Но вот с середины 1950-х годов, с оттепели, утеплившей души и размягчившей сердца, начинается вторая фаза – и трудно подобрать ей более точное название, чем «социалистический сентиментализм». Опять критика жестких классицистических канонов, отказ от «социологизма», ставшего «вульгарным», – в пользу моральных подходов по «душе» и по «совести». В центре внимания – неповторимая человеческая личность. «Людей неинтересных в мире нет» – кредо одного из зачинателей этого нового сентиментализма Евгения Евтушенко, сравнимое по значению лишь с бессмертным карамзинским: «и крестьянки любить умеют». Снова образы «маленьких людей», портных, бухгалтеров и продавщиц вместо полководцев и ратоборцев. Главное требование к литературе – искренность, личная взволнованность, исповедальность. Главное направление – «нравственные поиски», дошедшие чуть ли не до середины 80-х, впрочем, уже без надежды на обретения. А. Вознесенский, Б. Окуджава, В. Аксенов, А. Битов, Ю. Казаков, Ю. Трифонов, В. Тендряков – все они формировались на этом главном направлении, независимо от разброса последующих путей. «Эстрадная поэзия», «исповедальная проза», «городская проза», «городской романс» – таковы были знаки и вехи «сентиментального воспитания» в советской словесности 1950—60-х годов. И тут же, как второй, возмужалый период того же движения, на смену юной мечтательности приходит суровая солженицынская проповедь нравственного очищения: «жить не по лжи»… Твардовский, «Новый мир», поэтика горькой правды и мучимой совести…
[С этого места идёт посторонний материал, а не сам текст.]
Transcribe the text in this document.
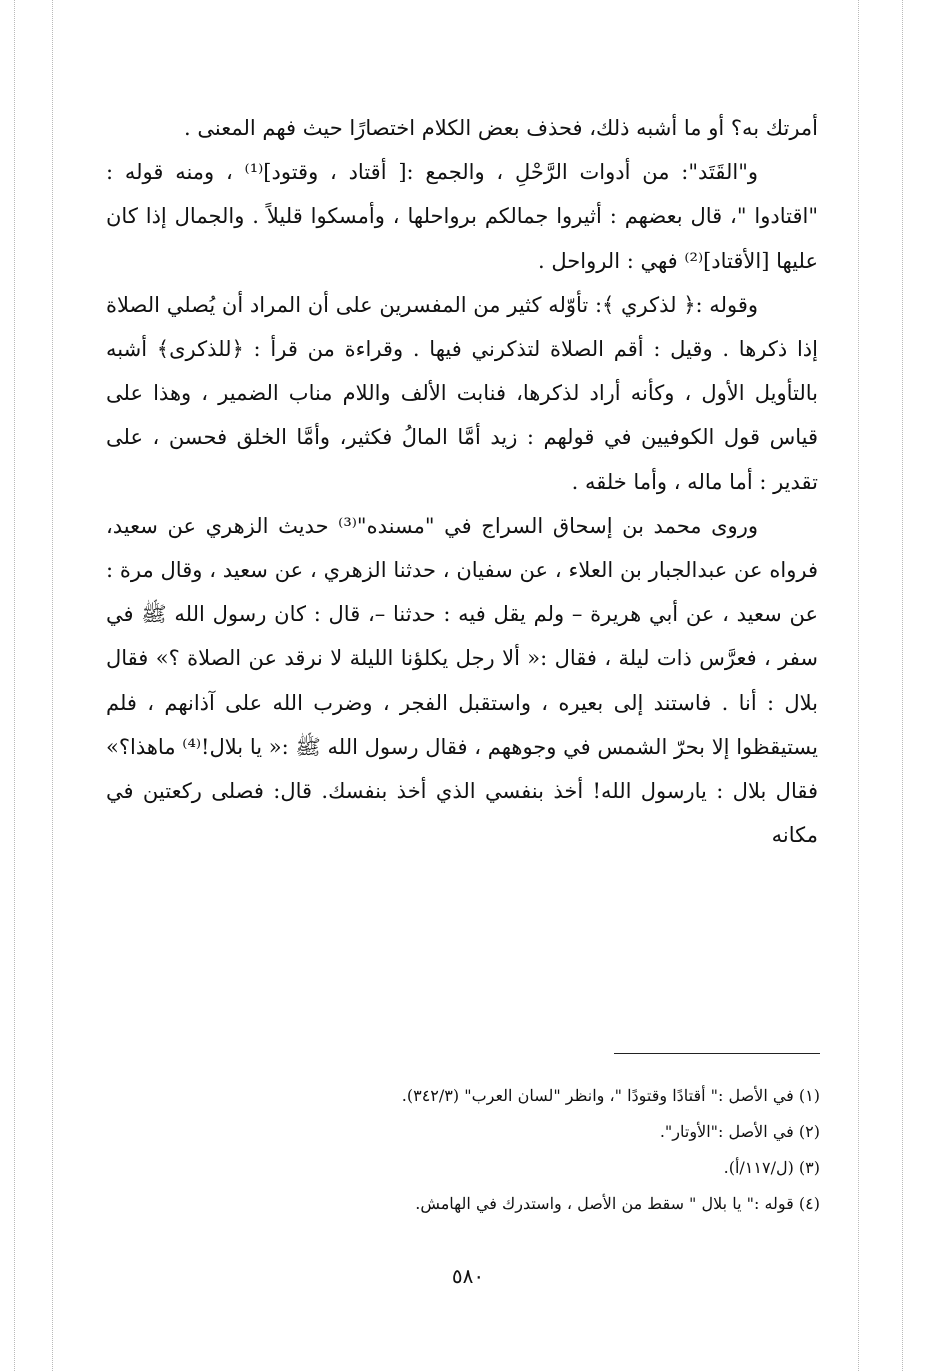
أمرتك به؟ أو ما أشبه ذلك، فحذف بعض الكلام اختصارًا حيث فهم المعنى .

و"القَتَد": من أدوات الرَّحْلِ ، والجمع :[ أقتاد ، وقتود]⁽¹⁾ ، ومنه قوله : "اقتادوا "، قال بعضهم : أثيروا جمالكم برواحلها ، وأمسكوا قليلاً . والجمال إذا كان عليها [الأقتاد]⁽²⁾ فهي : الرواحل .

وقوله :﴿ لذكري ﴾: تأوّله كثير من المفسرين على أن المراد أن يُصلي الصلاة إذا ذكرها . وقيل : أقم الصلاة لتذكرني فيها . وقراءة من قرأ : ﴿للذكرى﴾ أشبه بالتأويل الأول ، وكأنه أراد لذكرها، فنابت الألف واللام مناب الضمير ، وهذا على قياس قول الكوفيين في قولهم : زيد أمَّا المالُ فكثير، وأمَّا الخلق فحسن ، على تقدير : أما ماله ، وأما خلقه .

وروى محمد بن إسحاق السراج في "مسنده"⁽³⁾ حديث الزهري عن سعيد، فرواه عن عبدالجبار بن العلاء ، عن سفيان ، حدثنا الزهري ، عن سعيد ، وقال مرة : عن سعيد ، عن أبي هريرة – ولم يقل فيه : حدثنا –، قال : كان رسول الله ﷺ في سفر ، فعرَّس ذات ليلة ، فقال :« ألا رجل يكلؤنا الليلة لا نرقد عن الصلاة ؟» فقال بلال : أنا . فاستند إلى بعيره ، واستقبل الفجر ، وضرب الله على آذانهم ، فلم يستيقظوا إلا بحرّ الشمس في وجوههم ، فقال رسول الله ﷺ :« يا بلال!⁽⁴⁾ ماهذا؟» فقال بلال : يارسول الله! أخذ بنفسي الذي أخذ بنفسك. قال: فصلى ركعتين في مكانه

(١) في الأصل :" أقتادًا وقتودًا "، وانظر "لسان العرب" (٣٤٢/٣).
(٢) في الأصل :"الأوتار".
(٣) (ل/١١٧/أ).
(٤) قوله :" يا بلال " سقط من الأصل ، واستدرك في الهامش.
٥٨٠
Но дальше движется литература, и по какому-то неведомому закону опять переходит из моральной стадии в религиозную, над точкой суверенного нравственного индивида надстраивает метафизическую вертикаль. Конец «пражской весны» и «Нового мира», быть может, хронологически наиболее внятно обозначили этот переход, сказавшийся прежде всего у самого Солженицына, в его личном переходе от «нравственного социализма» к христианству. Нравственность исчерпалась как суверенная сила, гуманистический порыв и как «совесть без Бога».
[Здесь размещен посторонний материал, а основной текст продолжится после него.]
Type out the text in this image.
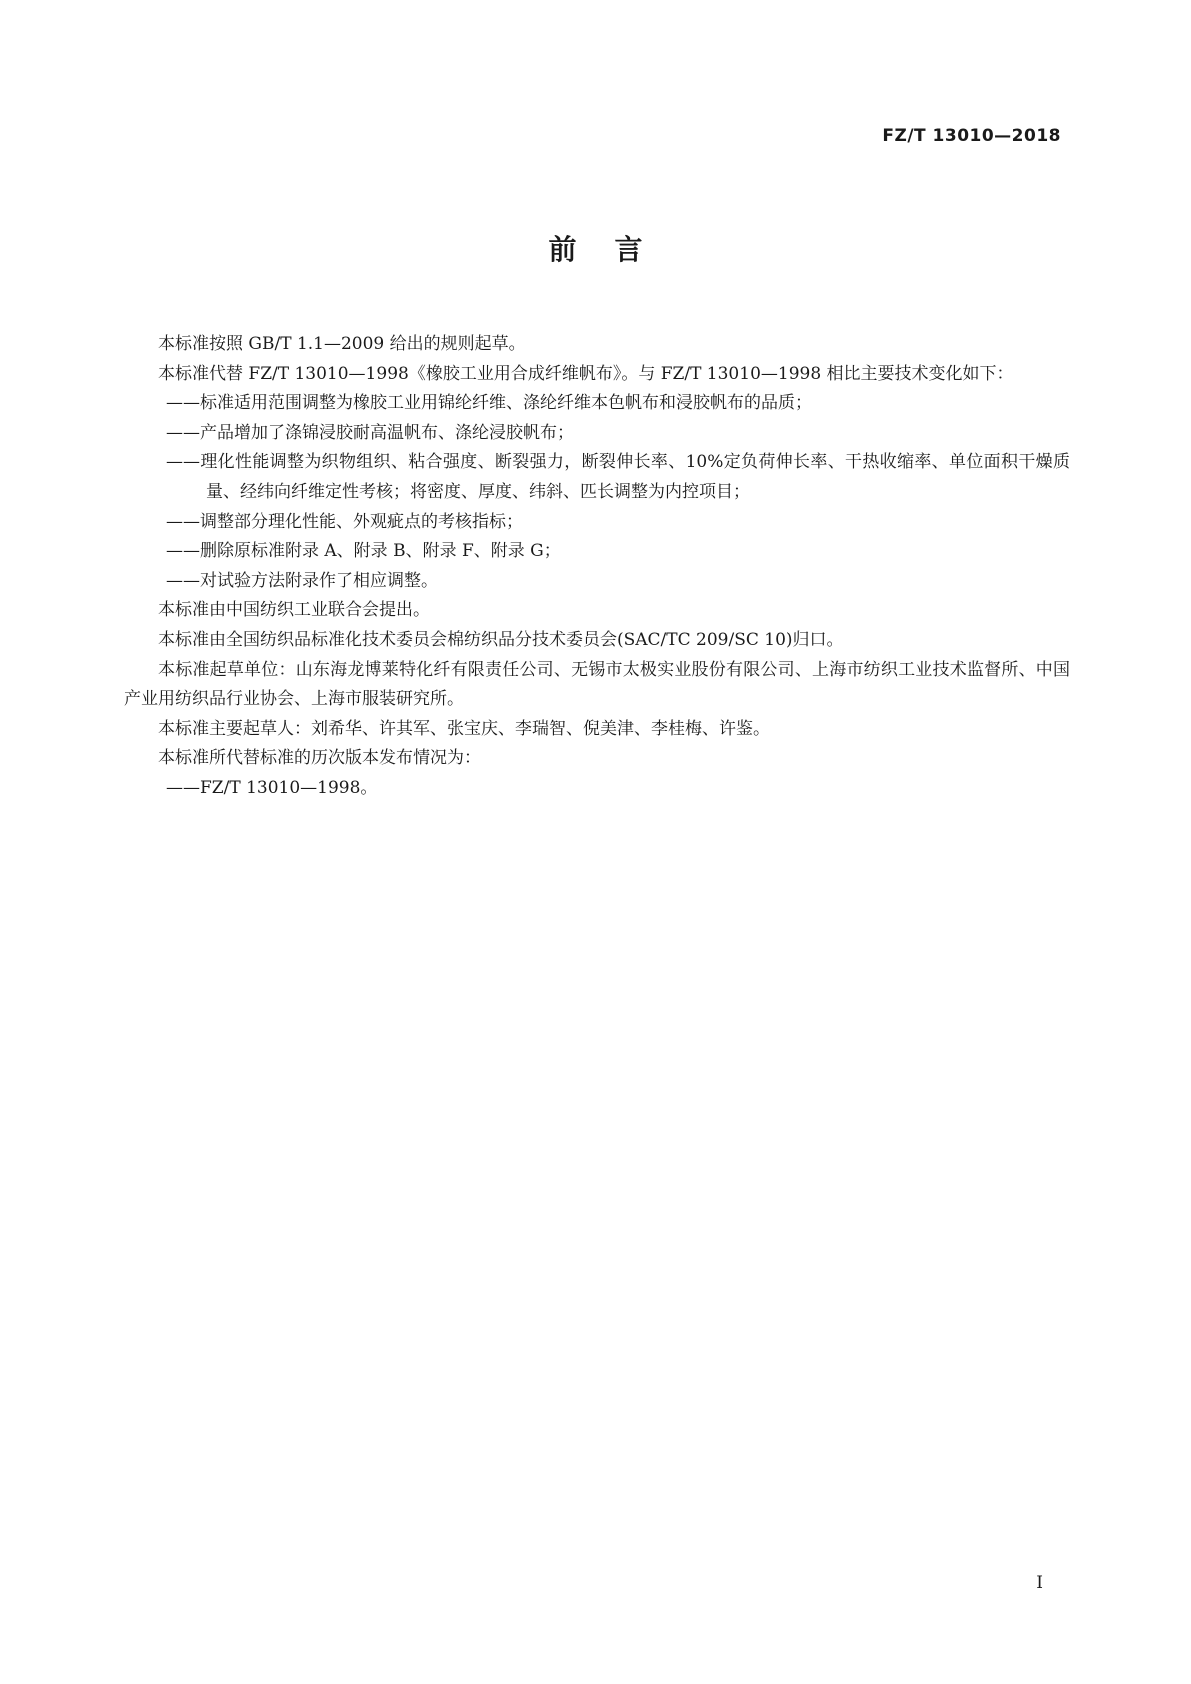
FZ/T 13010—2018
前言

本标准按照 GB/T 1.1—2009 给出的规则起草。

本标准代替 FZ/T 13010—1998《橡胶工业用合成纤维帆布》。与 FZ/T 13010—1998 相比主要技术变化如下：

——标准适用范围调整为橡胶工业用锦纶纤维、涤纶纤维本色帆布和浸胶帆布的品质；

——产品增加了涤锦浸胶耐高温帆布、涤纶浸胶帆布；

——理化性能调整为织物组织、粘合强度、断裂强力，断裂伸长率、10%定负荷伸长率、干热收缩率、单位面积干燥质量、经纬向纤维定性考核；将密度、厚度、纬斜、匹长调整为内控项目；

——调整部分理化性能、外观疵点的考核指标；

——删除原标准附录 A、附录 B、附录 F、附录 G；

——对试验方法附录作了相应调整。

本标准由中国纺织工业联合会提出。

本标准由全国纺织品标准化技术委员会棉纺织品分技术委员会(SAC/TC 209/SC 10)归口。

本标准起草单位：山东海龙博莱特化纤有限责任公司、无锡市太极实业股份有限公司、上海市纺织工业技术监督所、中国产业用纺织品行业协会、上海市服装研究所。

本标准主要起草人：刘希华、许其军、张宝庆、李瑞智、倪美津、李桂梅、许鉴。

本标准所代替标准的历次版本发布情况为：

——FZ/T 13010—1998。

I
В этой религиозно-метафизической фазе русской словесности выделяется несколько периодов. Самый ранний – «тихая поэзия» и «деревенская проза», с их первым чувством смирения, отрешения от «я», приниканием к вековому укладу, к преданьям старины. Но это религиозность еще наивного, ветхого, почти языческого образца, с культом земли, природы, крестьянского обихода, национальных корней; если же с православием – то скорее как обрядоверием, народно-бытовой традицией. Потом пришел черед мифологизма, уже не столь морально связанного и проповеднического, свободно играющего безднами и кручами духа, экзотикой восточных религий и эзотерикой таинственных будней – перевоплощениями, оборотнями, демоническими наваждениями, провалами в колодцы времен и пространств. В поэзии укрепился Юрий Кузнецов, в прозе – Анатолий Ким и Юрий Мамлеев с их «фантастическим реализмом». Тот же путь от моральных установок ранних произведений к метафизической перегрузке поздних проделал Чингиз Айтматов.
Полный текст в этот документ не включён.